HOSPITAL SANTA BRANCA

 "Hospital Santa Branca Ltda vem através de sua diretoria em atenção aos comunicados veiculados nas mídias escritas, narradas e digitais manifestar-se publicamente sobre acusações infundadas de CÁRCERE PRIVADO no interior das suas dependências. Tal crime decorre do verbo encarcerar, que significa deter, ou prender alguém indevidamente e contra sua vontade. No crime de cárcere privado, a vítima quase não tem como se locomover, sua liberdade ficarestrita a um pequeno espaço físico, como um quarto ou um banheiro. Com 43 anos de funcionamento, essa Unidade desconhece tal prática dentro do seu estabelecimento, sempre buscando zelar pela saúde física e mental de seus pacientes, prezando pelo direito de ir e vir dos mesmos, amparado por um equipe multidisciplinar profissional, centros cirúrgicos e CTI com 20 leitos operando 24 horas por dia. Nossas salas cirúrgicas são locadas. Repudiamos quaisquer práticas criminosas que nos foram indevidamente atribuídas! Tal acusação é absurda! Além disso, o Dr.

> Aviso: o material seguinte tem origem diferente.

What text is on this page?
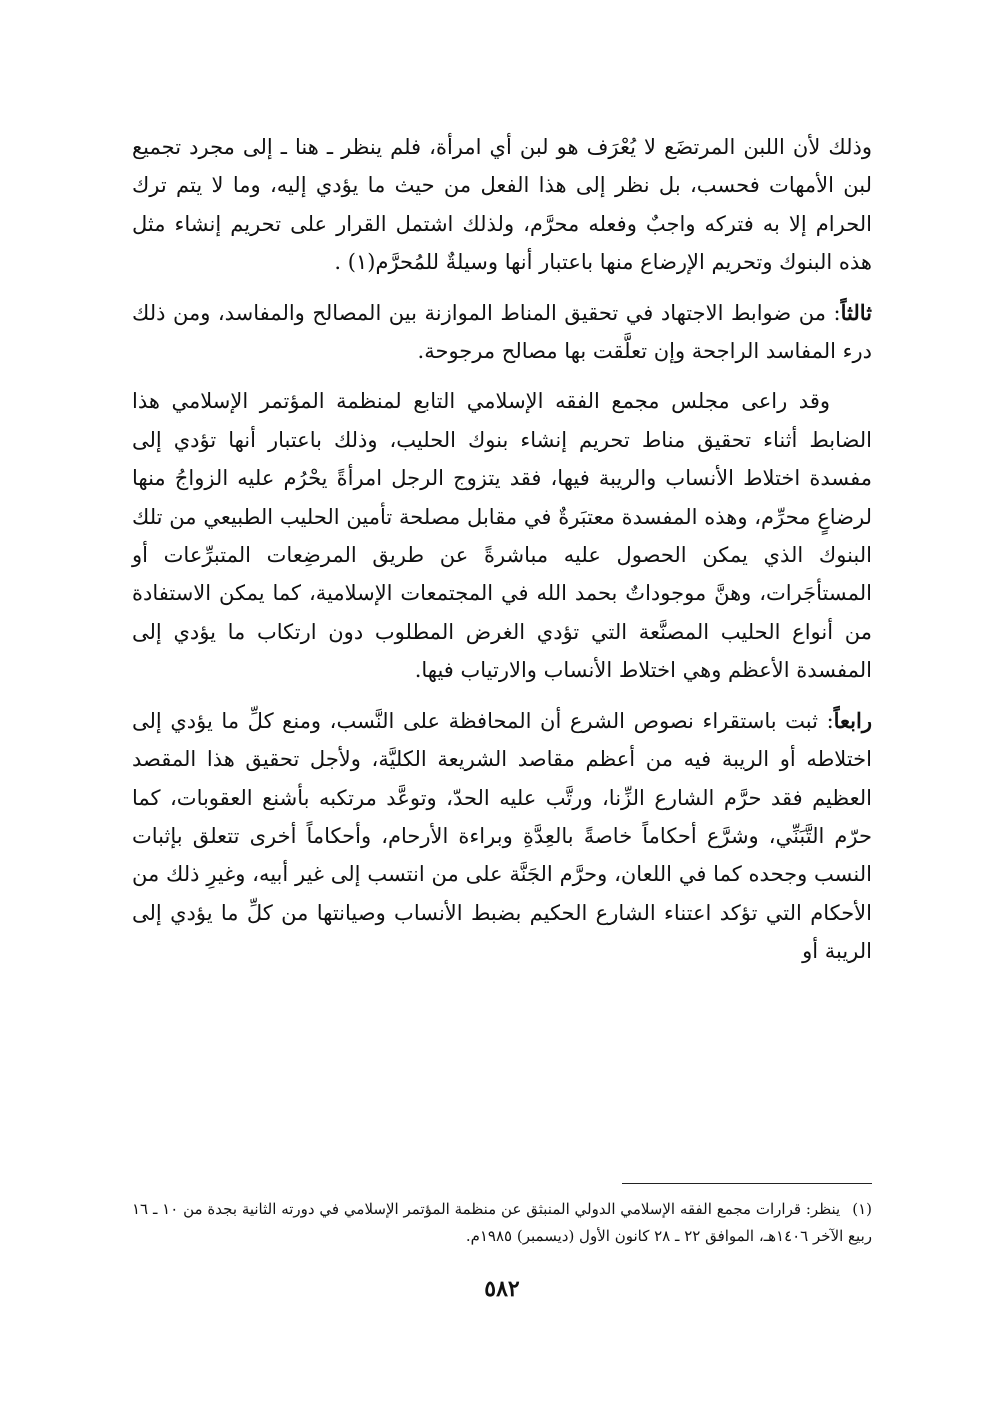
وذلك لأن اللبن المرتضَع لا يُعْرَف هو لبن أي امرأة، فلم ينظر ـ هنا ـ إلى مجرد تجميع لبن الأمهات فحسب، بل نظر إلى هذا الفعل من حيث ما يؤدي إليه، وما لا يتم ترك الحرام إلا به فتركه واجبٌ وفعله محرَّم، ولذلك اشتمل القرار على تحريم إنشاء مثل هذه البنوك وتحريم الإرضاع منها باعتبار أنها وسيلةٌ للمُحرَّم(١) .

ثالثاً: من ضوابط الاجتهاد في تحقيق المناط الموازنة بين المصالح والمفاسد، ومن ذلك درء المفاسد الراجحة وإن تعلَّقت بها مصالح مرجوحة.

وقد راعى مجلس مجمع الفقه الإسلامي التابع لمنظمة المؤتمر الإسلامي هذا الضابط أثناء تحقيق مناط تحريم إنشاء بنوك الحليب، وذلك باعتبار أنها تؤدي إلى مفسدة اختلاط الأنساب والريبة فيها، فقد يتزوج الرجل امرأةً يحْرُم عليه الزواجُ منها لرضاعٍ محرِّم، وهذه المفسدة معتبَرةٌ في مقابل مصلحة تأمين الحليب الطبيعي من تلك البنوك الذي يمكن الحصول عليه مباشرةً عن طريق المرضِعات المتبرِّعات أو المستأجَرات، وهنَّ موجوداتٌ بحمد الله في المجتمعات الإسلامية، كما يمكن الاستفادة من أنواع الحليب المصنَّعة التي تؤدي الغرض المطلوب دون ارتكاب ما يؤدي إلى المفسدة الأعظم وهي اختلاط الأنساب والارتياب فيها.

رابعاً: ثبت باستقراء نصوص الشرع أن المحافظة على النَّسب، ومنع كلِّ ما يؤدي إلى اختلاطه أو الريبة فيه من أعظم مقاصد الشريعة الكليَّة، ولأجل تحقيق هذا المقصد العظيم فقد حرَّم الشارع الزِّنا، ورتَّب عليه الحدّ، وتوعَّد مرتكبه بأشنع العقوبات، كما حرّم التَّبَنِّي، وشرَّع أحكاماً خاصةً بالعِدَّةِ وبراءة الأرحام، وأحكاماً أخرى تتعلق بإثبات النسب وجحده كما في اللعان، وحرَّم الجَنَّة على من انتسب إلى غير أبيه، وغيرِ ذلك من الأحكام التي تؤكد اعتناء الشارع الحكيم بضبط الأنساب وصيانتها من كلِّ ما يؤدي إلى الريبة أو

(١)ينظر: قرارات مجمع الفقه الإسلامي الدولي المنبثق عن منظمة المؤتمر الإسلامي في دورته الثانية بجدة من ١٠ ـ ١٦ ربيع الآخر ١٤٠٦هـ، الموافق ٢٢ ـ ٢٨ كانون الأول (ديسمبر) ١٩٨٥م.
٥٨٢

Bolivar Guerrero não pertence ao quadro societário desta empresa, como descrito pela imprensa. 

- DATA DA INTERNAÇÃO DA PACIENTE 01/06/2022. 
- ACOMODAÇÃO: APARTAMENTO PRIVATIVO COM DIREITO A ACOMPANHANTE . 
- PACIENTE RECUSA-SE A SAIR DA UNIDADE, (TRANSFERIDA). 
- TODO CUSTO DA PACIENTE MANTIDO PELO CIRURGIÃO, INCLUSIVE COM ATENDIMENTOS EXTERNOS".

EQUIPE DO MÉDICO

"O dr. Bolivar foi prestar um depoimento na delegacia. Ele não estava mantendo paciente nenhuma em cárcere privado. Ela estava fazendo curativo e sendo assistida no hospital dele por ele. Porém ela queria ser liberada sem ter terminado o tratamento e ele como médico seria imprudente de liberá-la. Ele disse que poderia liberá-la se ela assinasse a alta à revelia (documento ao qual a paciente se responsabiliza por qualquer coisa que acontecer após sua liberação) e ela não quis assinar. Ele disse que liberaria somente se ela assinasse. Como ela não assinou ele não liberava. O intuito dele é prestar toda assistência a paciente até ela está recuperada".